Review: THE DREAMING: WAKING HOURS #7
[Editor’s Note: This review may contain spoilers]
Writer: G. Willow Wilson
Artist: Javier Rodriguez
Colours: Javier Rodriguez
Letters: Simon Bowland
Reviewed By: Derek McNeil
The Dreaming: Waking Hours #7: Bleeding out in a hospital bed from a magic wound that will not heal, sorceress Heather After must swing open the gates of reality to find herself a protector…but is she prepared for the deal she’ll have to strike once she finds a champion with the dangerous power she needs? And speaking of dangerous power…what happens when Matthew the Raven catches a glimpse of one of the artifacts Heather’s been hiding away?
G. Willow Wilson has been bringing back a number of familiar faces in this story. Now, in The Dreaming: Waking Hours #7, we are re-introduced to Auberon, king of the Faerie. Well, it appears his throne has been usurped by another returning character: Nuala. This is a bit of a surprise, considering that Nuala has been a rather shy and one of the nicest denizens of the Dreaming.

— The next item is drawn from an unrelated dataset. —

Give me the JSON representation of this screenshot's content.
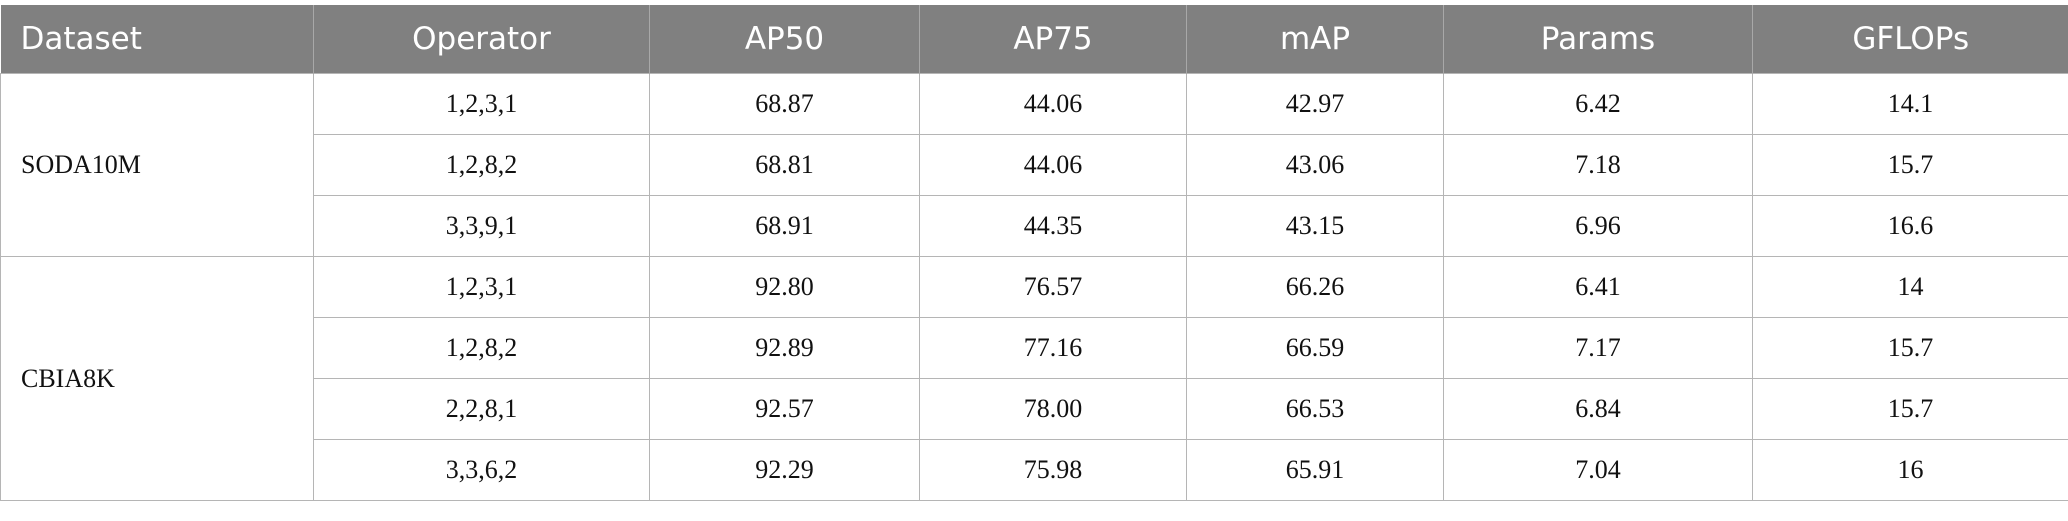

It seems that there is more to the story than what Auberon is telling us. Did something happen to Nuala to maker her turn traitor? Or is Auberon misrepresenting events? Generally, Faerie are not trustworthy folk, so his tale may hold little or no truth. And the deal Heather After strikes with him may end up being a deal with the devil.
I was intrigued by the scene where Heather’s nurse encounters Jophiel and Ruin. She has what Jophiel calls “true sight”, so she sees their true forms. Jophiel is revealed in all his glory as an angel: winged, wearing a crown, and with his features obscured by blinding light. Ruin, on the other hand, is revealed as a Lovecraftian horror – a single huge eyeball set within a mass of writhing snakes. She also refers to Ruin as “one of the Hidden People”. It would be interesting to find out what exactly is the meaning and origin of that appellation.
I also love that Matthew exhibits the typical cranky attitude that we’ve come to expect from him. Wilson clearly understands and knows how to portray the characters from Gaiman’s original epic series. She clearly is respecting the stories that have come before.
And there is the worrying incident of Puck stealing Heather’s medical file from the hospital. Do these records hold the true name that she was born with? Or is there some other knowledge there that Puck can use against her?
While it’s great to see so many classic Sandman characters appear, there is a danger that the story might rely too heavily on this nostalgic element. But Wilson is avoiding that danger so far. She also has included a number of well-defined new characters that are central to her story. While Wilson is paying respect to the original classic stories, these characters serve to advance her story. Thus, their presence is warranted.
G. Willow Wilson’s The Dreaming: Waking Hours is a delightful series that mixes classic Sandman Universe characters with Wilson’s own new characters. Wilson does a fine job of adding to the the mythos created by Neil Gaiman. While it’s great to see some old friends in the story, there’s plenty of new elements to keep the story fresh.